I’m not sure about it. On one hand it could be probably nicer for iex sessions (not sure about it), but on another I would like to see a module which is only accessible for specific library/scope.

What would happen if somebody would do:

defmodulep NotMyLibrary.Private, visible_to: [NotMyLibrary] do
  # …
end

and then I would do something like:

defmodule MyApp do
  # …
end
# …
defmodule NotMyLibrary.SimpleHack do
  require NotMyLibrary.Private, as: Private
  # …
end

Is it possible to add something like:

defmodulep NotMyLibrary.Private, ensure_app: [:not_my_library], visible_to: [NotMyLibrary] do
  # …
end

so in case of compile time definition of NotMyLibrary.SimpleHack in my_app app we would receive error/warning like there is one on overriding modules.

Even if DDD is different for each compilation then it’s possible to find it like:

defmodule Example do
  def sample(module) do
    source = Keyword.keys(:code.all_loaded())
    regex = ~r/\Amodulep_[0-9]+_#{to_string(module)}\Z/
    matcher = &String.match?(&1, regex)
    source |> Enum.map(&to_string/1) |> Enum.find(matcher) |> String.to_existing_atom()
  end
end

real_module_to_alias = Example.sample(Foo.Bar)

Of course it’s not as safe as depending on official way, but I believe that in such way we could guess real full module atom.

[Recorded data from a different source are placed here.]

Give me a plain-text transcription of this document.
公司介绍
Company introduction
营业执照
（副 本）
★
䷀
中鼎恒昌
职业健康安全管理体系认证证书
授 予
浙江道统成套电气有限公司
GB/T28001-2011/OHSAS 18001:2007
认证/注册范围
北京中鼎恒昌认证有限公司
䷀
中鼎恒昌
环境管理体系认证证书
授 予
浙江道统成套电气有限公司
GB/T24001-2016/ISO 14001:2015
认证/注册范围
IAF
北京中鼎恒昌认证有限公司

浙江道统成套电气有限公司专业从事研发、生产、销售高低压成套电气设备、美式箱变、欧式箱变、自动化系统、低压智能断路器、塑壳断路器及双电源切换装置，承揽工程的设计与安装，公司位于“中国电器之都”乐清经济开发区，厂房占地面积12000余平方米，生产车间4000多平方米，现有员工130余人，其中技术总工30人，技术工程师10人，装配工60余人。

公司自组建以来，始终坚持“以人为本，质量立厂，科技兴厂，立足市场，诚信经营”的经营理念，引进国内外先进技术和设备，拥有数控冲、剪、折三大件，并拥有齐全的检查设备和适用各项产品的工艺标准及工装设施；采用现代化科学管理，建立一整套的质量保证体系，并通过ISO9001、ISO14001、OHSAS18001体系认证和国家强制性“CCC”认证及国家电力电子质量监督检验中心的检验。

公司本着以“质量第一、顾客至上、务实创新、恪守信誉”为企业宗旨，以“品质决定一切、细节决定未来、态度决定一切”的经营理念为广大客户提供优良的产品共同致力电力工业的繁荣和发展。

Hope I did not missed anything here. :077:

I have also two questions here:

  1. Would be there easy way to use private modules inside iex session? It would be awesome if it could be possible only for iex session started only for restricted app.

  2. How Elixir (and therefore ex_doc) would handle @moduledoc and @doc attributes inside private modules? I see here a nice win-win to close @docp and related topics. :smiley:

It would be awesome if it will be introduced into Elixir core as people would be forced to stop depend on private APIs.